When I started out in radio in the late 1980s (that's not so long ago, really-is it?) we wrote on typewriters and brandished Wite-Out, and I used a "word processor" for the first time at my second newspaper. When on the road, we printed out copy and faxed it to the newsroom to be typed into the system, or dictated our pieces live (and out of breath) to a rewrite man after running to find a working pay phone, a lá Clark Kent looking for a changing room. Never mind trying to get in touch from some overseas posting.
Oh, and we wouldn't take even a cup of coffee from a source for fear of crossing an ethical boundary.
But one generation passeth away, another cometh, and things can look very different in a very short time. Looking back, it seems the "wall" between the news side and the business side started falling around the time the Berlin Wall did, as the industry started to contract – when the next empire falls, will anybody be there to cover it? – and bottom-line capitalism won out over all.
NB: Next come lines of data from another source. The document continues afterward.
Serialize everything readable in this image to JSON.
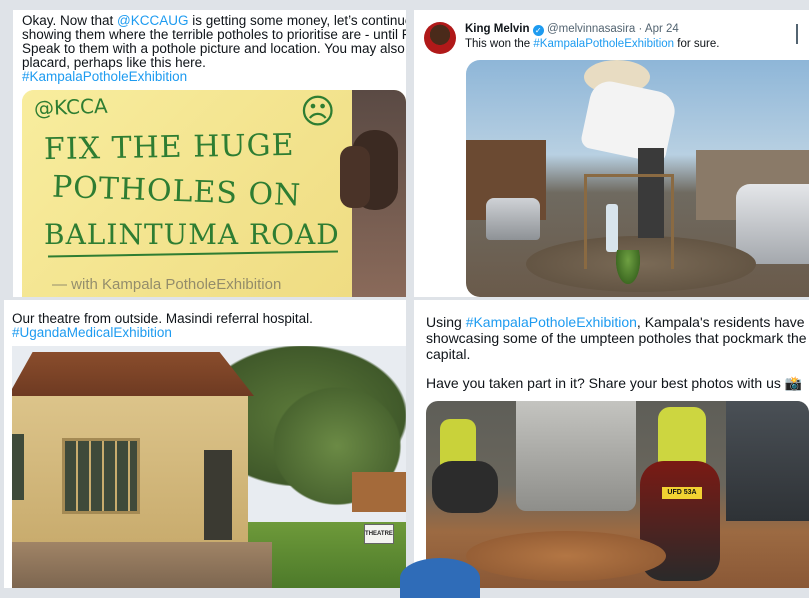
{
  "tweet1": {
    "lines": [
      {
        "pre": "Okay. Now that ",
        "mention": "@KCCAUG",
        "post": " is getting some money, let’s continue"
      },
      {
        "text": "showing them where the terrible potholes to prioritise are - until Friday."
      },
      {
        "text": "Speak to them with a pothole picture and location. You may also write a"
      },
      {
        "text": "placard,  perhaps like this here."
      }
    ],
    "hashtag": "#KampalaPotholeExhibition",
    "placard": {
      "handle": "@KCCA",
      "line1": "FIX THE HUGE",
      "line2": "POTHOLES ON",
      "line3": "BALINTUMA ROAD",
      "smiley": "☹",
      "bottom_scrawl": "— with Kampala PotholeExhibition"
    }
  },
  "tweet2": {
    "line1": "Our theatre from outside. Masindi referral hospital.",
    "hashtag": "#UgandaMedicalExhibition",
    "sign_text": "THEATRE"
  },
  "tweet3": {
    "author": "King Melvin",
    "handle": "@melvinnasasira",
    "date": "Apr 24",
    "separator": "·",
    "text_pre": "This won the ",
    "hashtag": "#KampalaPotholeExhibition",
    "text_post": " for sure."
  },
  "tweet4": {
    "line1_pre": "Using ",
    "hashtag": "#KampalaPotholeExhibition",
    "line1_post": ", Kampala's residents have",
    "line2": "showcasing some of the umpteen potholes that pockmark the",
    "line3": "capital.",
    "line5": "Have you taken part in it? Share your best photos with us",
    "emoji": "📸",
    "moto_plate": "UFD 53A"
  },
  "colors": {
    "link": "#1d9bf0",
    "verified": "#1d9bf0",
    "placard": "#f5e89a",
    "marker": "#2e7d32"
  }
}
The gaudy profit margins of the 1990s seemed to blind news executives to the coming digital revolution, and ghastly leveraged takeovers left media outlets shouldering huge debts just as those profit margins began shriveling to the width of Ann Coulter's middle finger.
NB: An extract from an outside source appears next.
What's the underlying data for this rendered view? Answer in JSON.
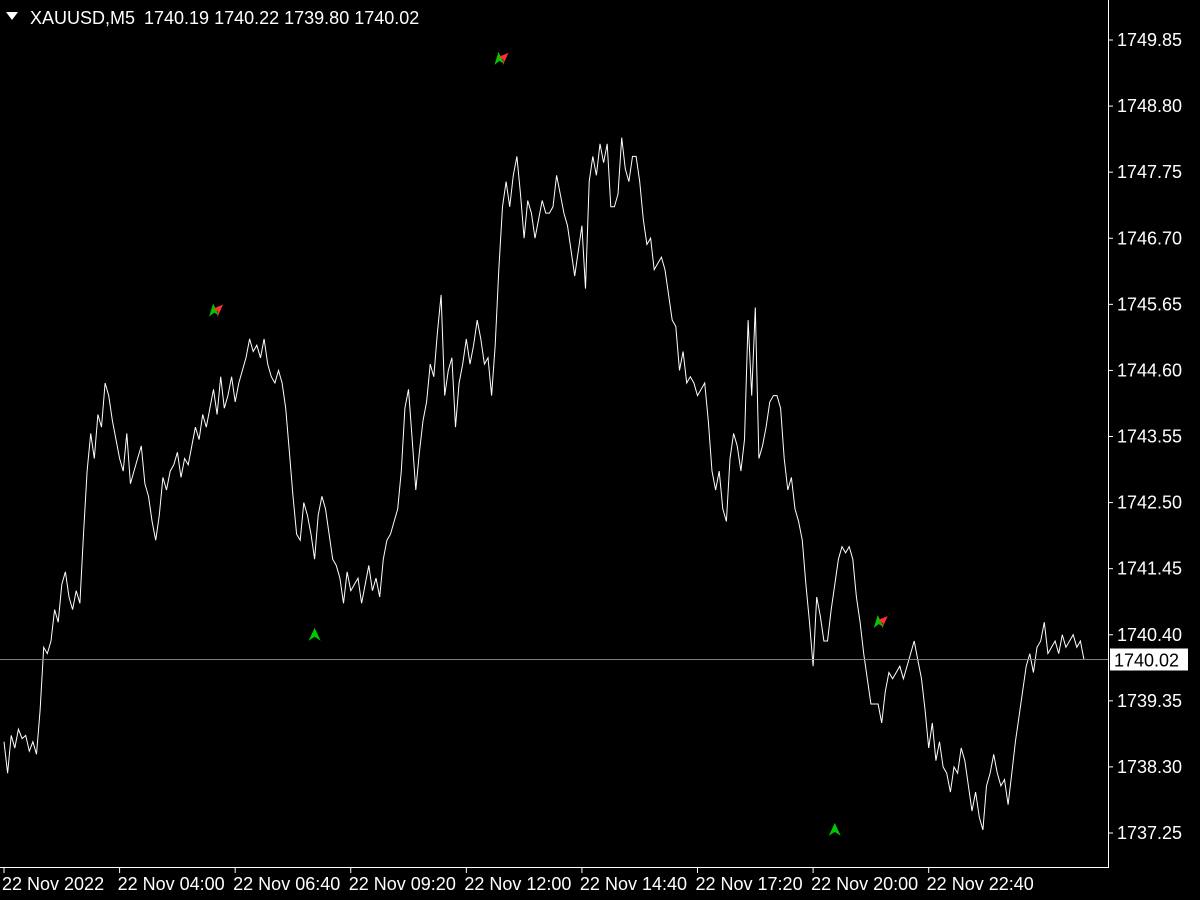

At the same time, grad schools began training journalists who then had to go to a newsroom to learn the skills they would actually need to practice their craft – and to learn that journalism is a blue-collar trade as much as it is a white-collar profession.
Too many corporate types don't understand that, or realize that all that stands between us and ethical problems are our scruples. (And as cheeky little Tatum O'Neal said to Ryan O'Neal in "Paper Moon," way back in 1973, in answer to his declaration that he has scruples, dammit: "If you got them, I sure bet they belong to somebody else!") In fact, we did get them from somebody else – from those who trained us in the biz, raised us to know where the line was, and would drum us out before we could get fired if we transgressed.
With fewer journos finishing their careers in newsrooms, fewer journos in newsrooms at all, and more of us sitting in the splendid isolation of home offices, the transmission of wisdom – at least as important as knowledge – is interrupted. And so things happen.
As my colleague Melinda Henneberger has been doggedly reporting, the ethical reflexes trained by years of conditioning don't seem to have been developed in Weymouth and the WaPo superstructure. But we live in hope, and there's nothing like a near-death experience to spark a conversion.
What killed the dinosaurs? Science shows there have been several mass extinctions throughout the history of the planet, usually caused not by a satisfyingly catalcysmic event like a meteor but by long terms changes that kill you before you realize it – like the proverbial frog put in cold water who is then slowly cooked by gradually raising the temperature to boiling. (Or golden frogs, as the New Yorker's Elizabeth Kolbert recently showed.)
The good news is that biologists have shown that frogs will in fact jump out of the pot if they can - and will flourish if they find a hospitable environment elsewhere.